9 comentários em “Ignorância Histórica”

  1. Bom texto. Mas o que mais me impressiona em tudo isso é a não capacidade de resolver esta deficiência na sociedade brasileira. Há algum tempo já foi constatado que o jovem brasileiro é, de uma modo geral, alienado perante aos acontecimentos recentes e/ou históricos. Depois de diagnosticar o problema é preciso solucioná-lo…

  2. Só não esqueça, meu Kenny, que a Alemanha de Hitler era de homens cultos e letrados. Honestidade, serenidade e bom coração não se aprende nos livros.

  3. Remindo,
    te informa, vivente.
    A base hitlerista era de pessoas pobres e ignorantes. A elite apoiou para lucrar, como sempre fazem as elites.
    Poucos asseclas proximos de Hitler eram cultos e letrados, e quem se opos contra ele eram justamente faccoes das forcas armadas mais “cultas e letradas”, tanto antes quanto durante a guerra.
    No mais, excelente cronica do Kenny.

  4. Meu caro Kenny
    Seu texto trouxe-me à memória um aforismo helenico da antiga Grécia :: Quando a ignorância entra em ação, até mesmo os deuses lutam em vão. Ah! por favor alguns leitores, não apresentem o nacional socialismo alemão como referência à situação que vivemos hoje no mundo, e no Brasil principalmente. Conheçam melhor a complexidade do fenômeno, para não ficar replicando informações lançadas nos meios de comunicação de massa.

  5. João Goulart, o “grande líder trabalhista”??? Há, há, há!… Acorda, cara-pálida! O que ele fez para ser considerado de “grande” além de ser adorado pelos lacaios microcéfalos do PDT???

  6. kenny braga, mesmo sendo um colorado dos mais chatos (no bom sentido da rivalidade fundamental que nos une-separa), é um sujeito realmente complexo: ao mesmo tempo em que anda pelas ruas da cidade e convive desassombradamente com os populares, é um erudito que escreve deliciosamente. muito bom, seu kenny, o senhor é uma grande figura da nossa aldeia!!

  7. Isso me fez lembrar da paródia que um programa humorístico de sábado, na TV, fez da proclamação da república.

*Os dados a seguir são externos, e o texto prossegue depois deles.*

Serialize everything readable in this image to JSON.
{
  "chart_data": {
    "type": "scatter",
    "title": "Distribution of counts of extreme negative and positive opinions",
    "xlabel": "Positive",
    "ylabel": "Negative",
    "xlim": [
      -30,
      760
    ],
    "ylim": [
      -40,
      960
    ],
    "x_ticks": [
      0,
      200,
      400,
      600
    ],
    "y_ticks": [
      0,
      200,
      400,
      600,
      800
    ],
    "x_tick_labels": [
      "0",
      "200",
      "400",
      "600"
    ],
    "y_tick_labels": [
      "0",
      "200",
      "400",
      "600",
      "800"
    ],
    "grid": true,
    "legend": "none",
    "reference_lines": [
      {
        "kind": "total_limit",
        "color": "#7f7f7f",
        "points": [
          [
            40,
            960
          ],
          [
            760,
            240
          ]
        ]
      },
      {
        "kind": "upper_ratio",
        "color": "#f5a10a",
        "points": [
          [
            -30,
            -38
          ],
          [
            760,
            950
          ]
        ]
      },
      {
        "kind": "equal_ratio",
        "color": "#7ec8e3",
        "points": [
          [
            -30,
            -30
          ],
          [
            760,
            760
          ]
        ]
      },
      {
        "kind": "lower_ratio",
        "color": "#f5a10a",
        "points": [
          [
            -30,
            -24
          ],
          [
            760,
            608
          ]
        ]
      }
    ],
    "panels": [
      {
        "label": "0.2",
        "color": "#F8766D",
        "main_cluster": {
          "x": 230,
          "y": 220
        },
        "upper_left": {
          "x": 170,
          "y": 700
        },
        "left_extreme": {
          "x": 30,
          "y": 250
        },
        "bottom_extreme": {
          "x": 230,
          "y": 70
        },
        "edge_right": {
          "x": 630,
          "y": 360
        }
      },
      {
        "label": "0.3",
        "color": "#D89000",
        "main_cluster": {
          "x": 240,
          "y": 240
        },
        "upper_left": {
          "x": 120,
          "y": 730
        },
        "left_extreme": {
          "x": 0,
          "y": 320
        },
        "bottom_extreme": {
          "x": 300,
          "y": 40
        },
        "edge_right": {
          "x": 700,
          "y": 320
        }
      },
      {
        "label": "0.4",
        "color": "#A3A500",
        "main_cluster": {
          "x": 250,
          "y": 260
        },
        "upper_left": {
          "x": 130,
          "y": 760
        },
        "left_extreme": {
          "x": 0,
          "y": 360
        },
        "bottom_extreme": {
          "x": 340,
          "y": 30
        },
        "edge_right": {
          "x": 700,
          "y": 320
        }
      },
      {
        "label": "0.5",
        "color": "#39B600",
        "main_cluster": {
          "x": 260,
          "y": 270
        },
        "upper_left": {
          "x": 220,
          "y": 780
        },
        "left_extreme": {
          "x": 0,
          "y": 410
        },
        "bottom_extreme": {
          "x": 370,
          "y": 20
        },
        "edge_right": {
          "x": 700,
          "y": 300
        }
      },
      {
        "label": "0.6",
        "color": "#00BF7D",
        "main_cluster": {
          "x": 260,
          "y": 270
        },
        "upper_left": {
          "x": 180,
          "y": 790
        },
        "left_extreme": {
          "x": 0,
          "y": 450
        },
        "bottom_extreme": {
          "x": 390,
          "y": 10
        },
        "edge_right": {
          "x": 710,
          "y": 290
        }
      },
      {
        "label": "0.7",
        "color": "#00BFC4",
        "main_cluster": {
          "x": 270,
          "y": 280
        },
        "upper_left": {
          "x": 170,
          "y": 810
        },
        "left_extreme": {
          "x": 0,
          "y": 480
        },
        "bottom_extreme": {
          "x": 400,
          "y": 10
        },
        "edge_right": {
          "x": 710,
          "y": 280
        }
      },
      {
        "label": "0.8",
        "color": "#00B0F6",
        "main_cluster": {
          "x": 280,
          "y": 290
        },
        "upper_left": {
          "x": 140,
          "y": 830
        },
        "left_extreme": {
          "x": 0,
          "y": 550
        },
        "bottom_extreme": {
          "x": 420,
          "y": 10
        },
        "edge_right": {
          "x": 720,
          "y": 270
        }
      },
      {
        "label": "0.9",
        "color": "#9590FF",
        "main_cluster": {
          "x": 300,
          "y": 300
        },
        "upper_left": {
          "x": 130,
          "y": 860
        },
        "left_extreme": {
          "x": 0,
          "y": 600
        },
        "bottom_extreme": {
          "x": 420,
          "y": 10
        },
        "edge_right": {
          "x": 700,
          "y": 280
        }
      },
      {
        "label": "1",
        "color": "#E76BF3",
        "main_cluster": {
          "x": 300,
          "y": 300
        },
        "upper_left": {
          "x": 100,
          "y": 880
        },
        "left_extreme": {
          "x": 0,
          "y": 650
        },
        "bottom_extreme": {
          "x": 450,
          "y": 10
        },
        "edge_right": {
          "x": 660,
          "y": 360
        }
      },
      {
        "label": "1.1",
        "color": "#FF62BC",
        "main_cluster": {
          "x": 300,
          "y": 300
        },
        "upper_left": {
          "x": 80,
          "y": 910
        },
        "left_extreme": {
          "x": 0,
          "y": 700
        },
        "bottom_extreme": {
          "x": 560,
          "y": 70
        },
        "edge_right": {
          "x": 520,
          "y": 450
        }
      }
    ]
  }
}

Ao invés de tratar nossos vultos históricos com desdém, poderiam ensinar História para o povo!

  8. Kenny Braga, por quê o susto com a desinformação dos universitários? A academia deixou de ser a responsável pela defesa da aristocracia há tempos! Uma faculdade hoje forma trabalhadores e não pensadores, e é melhor que seja assim, porque ela não conseguiria mesmo, não com os professores trabalhando por dinheiro.